# Well I finally bought a Jeep



## mrgarciainc (Dec 15, 2013)

Hey guys, been thinking about a jeep for a couple years now and finally picked up a very clean 06 Rubicon Unlimited. I almost dont want to plow with it because it is a super clean southern vehicle and is rust free. My truck broke down during storms in the past 2 years, I really need a backup and its nice to have a vehicle that can fit where the truck cannot, plus its a great summer vehicle as well. 

It already has about a 3 1/2" lift on it which I am worried about. Is this too high? Not sure it will change the angle of the plow. So after reading up on here for some time, will these be the appropiate mods?

-Air shocks, will adding timbrens help in addition to or be unnecessary with the airshocks?
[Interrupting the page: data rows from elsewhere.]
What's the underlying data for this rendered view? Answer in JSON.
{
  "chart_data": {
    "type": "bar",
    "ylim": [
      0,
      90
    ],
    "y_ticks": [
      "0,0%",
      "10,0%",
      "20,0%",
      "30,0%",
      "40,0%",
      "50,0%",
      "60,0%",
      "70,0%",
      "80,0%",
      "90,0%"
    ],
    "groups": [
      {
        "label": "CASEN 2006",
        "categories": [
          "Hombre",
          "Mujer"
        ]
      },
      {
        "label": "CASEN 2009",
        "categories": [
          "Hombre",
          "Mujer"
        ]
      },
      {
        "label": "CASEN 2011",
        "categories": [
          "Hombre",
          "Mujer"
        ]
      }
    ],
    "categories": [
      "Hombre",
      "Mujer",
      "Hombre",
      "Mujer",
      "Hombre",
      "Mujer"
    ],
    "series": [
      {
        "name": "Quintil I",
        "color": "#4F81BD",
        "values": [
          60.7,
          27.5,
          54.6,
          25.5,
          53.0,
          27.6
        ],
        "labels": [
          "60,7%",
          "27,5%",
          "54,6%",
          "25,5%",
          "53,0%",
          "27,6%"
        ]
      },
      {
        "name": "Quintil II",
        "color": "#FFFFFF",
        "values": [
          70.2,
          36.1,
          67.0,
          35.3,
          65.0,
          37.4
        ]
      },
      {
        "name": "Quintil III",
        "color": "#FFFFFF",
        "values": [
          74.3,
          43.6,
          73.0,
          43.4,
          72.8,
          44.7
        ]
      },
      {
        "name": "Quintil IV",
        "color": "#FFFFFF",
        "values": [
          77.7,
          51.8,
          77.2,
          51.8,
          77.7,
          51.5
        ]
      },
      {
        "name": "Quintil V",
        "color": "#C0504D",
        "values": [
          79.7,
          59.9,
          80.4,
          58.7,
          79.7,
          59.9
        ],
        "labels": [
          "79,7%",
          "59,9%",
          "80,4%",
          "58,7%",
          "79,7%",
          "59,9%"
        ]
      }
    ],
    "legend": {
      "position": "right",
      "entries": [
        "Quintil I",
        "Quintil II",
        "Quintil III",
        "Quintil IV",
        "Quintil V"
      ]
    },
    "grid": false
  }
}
-Bigger alternator, I thought I read people use one from a caravan, if so what year caravan?

-2nd battery

-weight in the back, possibly a weighted bumper

-whatever I can do to prevent salt and snow to sticking to any part of the jeep, Ive read people spray with ATF and diesel mixture. I have a heated garage with plumbing. Thinking of washing it down after every storm and reapplying the mixture before taking it back out

-I will be adding heated seats as well

-whatever lighting upgrades anyone can recommend would be great

-any other suggestions?

Id really like a v-plow, but concerned with the weight and custom mounting. I was thinking of the snowdogg vmd75 but I have read some negative things about the height of the mount. Id really like a hydraulic plow, no winch or chain, with back drag capabilities. Not sure if people back drag with v-plows

Ive been plowing with boss super duty for 11 years and the service shop is near my house and the guys are really great there. They take good care of me everytime im threre. So naturally the 7.5' sport duty came to mind. Not sure if they would install it as it is not recommended on a 04-06 jeep because Jeep lowered the FGAWR for those years. But Im sure they would service it if I put it on, which is a big plus. This seems at the top of the list. 

Ive looked into blizzard as well, but the seem pretty short from pics. 
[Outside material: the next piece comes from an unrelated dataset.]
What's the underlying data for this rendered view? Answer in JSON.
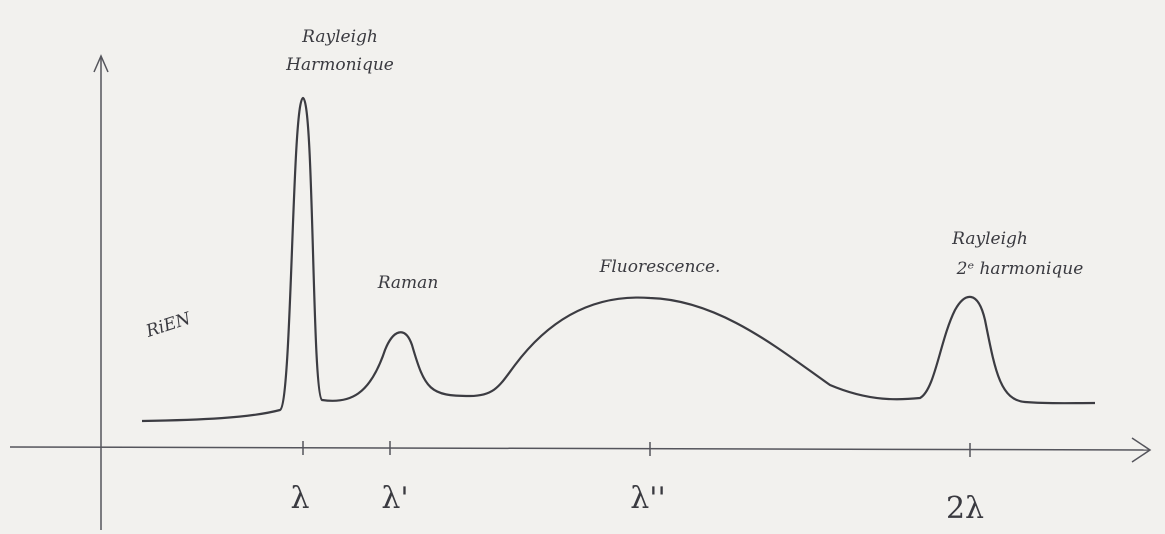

I really want to have at least a 7.5' plow. Id love to try a UTV v-plow with wings would be great, but I here wings arent recommended on jeeps, and not sure they make wings for those as well. I do mainly small restaurant parking lots (40 parking spots max) and a few residentials. Nothing too big.


----------



## dieselss (Jan 3, 2008)

Might not need front end help with the lift on it 

Lift might make a plow mount to high. Look into all, and see if they can be modified at all

Heated seats.....really?

Try dc power for a h.o alt.

What kinda lighting are you looking for? Warning lights or forward or rearward lights?

Why would you not be able to backdrag with a V plow?


----------



## mrgarciainc (Dec 15, 2013)

Yes. I love heated seats. all my cars have them except for my work van and its one of those luxuries is that once you have them, its hard to go back. Especially in a plow vehicle.

Looking to see what kind of aux lights you guys use in the front. was thinking of those backup buddy lights for the rear since its an easy hookup and easy to take on and off. What are you using for warning lights? light bar on top of vehicle? Do those even stick to the hardtop?

Never used a V-plow. wasnt sure how well they back dragged. I guess they do .


----------



## dieselss (Jan 3, 2008)

Why again would you spend the money on the seats...but that's me. And how many amps do they pull? Not something you want running while operating a plow.

My lights are factory western with replacement bulbs. No real need for more 

You could get the back up buddies, or just buy aux lights and wire them into a switch and have them on whenever you want.

Warning lights....I have 2 pole lights above the cab, Amber, 2 rear/side facing clear strobed mounted to the back of the tool box, and 2 led 3 light pods in the front facing the sides, Amber, And yes, people still don't see me. I always suggest lights that are up high.


----------



## SullivanSeptic (Nov 30, 2008)

3-1/2" lift is a lot on a Wrangler JK. I own one and I wheel it a lot. I am big into jeeps so I know a lot about them. You need to worry about the front axle and front C's bending. What size tires? If a 3" lift or larger, I would assume 35" tires at the minimum are on it. Possibly 37's. Either way, the front C's are notorious for bending. C gussets welded on will make a huge difference. Very cheap to do. Next is gonna be ball joints and the heim joints on that lift. They will wear really fast when under strain. Not meant for weight. Only meant for articulation. Just my .02 cents on the deal


----------



## bazjeepers (Nov 18, 2014)

If he has the 2006 model year Jeep Wrangler Rubicon then that is still the TJ and not the JK chasis designation. This means it's a bit narrower than the JK. Should look like this:










I think with the weight on the snowplow, it should bring the plow back to close to normal height. The TJ's have coil springs front and back so with all the added weights, it actually puts it in the correct ride height and you probably don't need Timbrens if the coil springs are from a reputable company.

Just my guess.


----------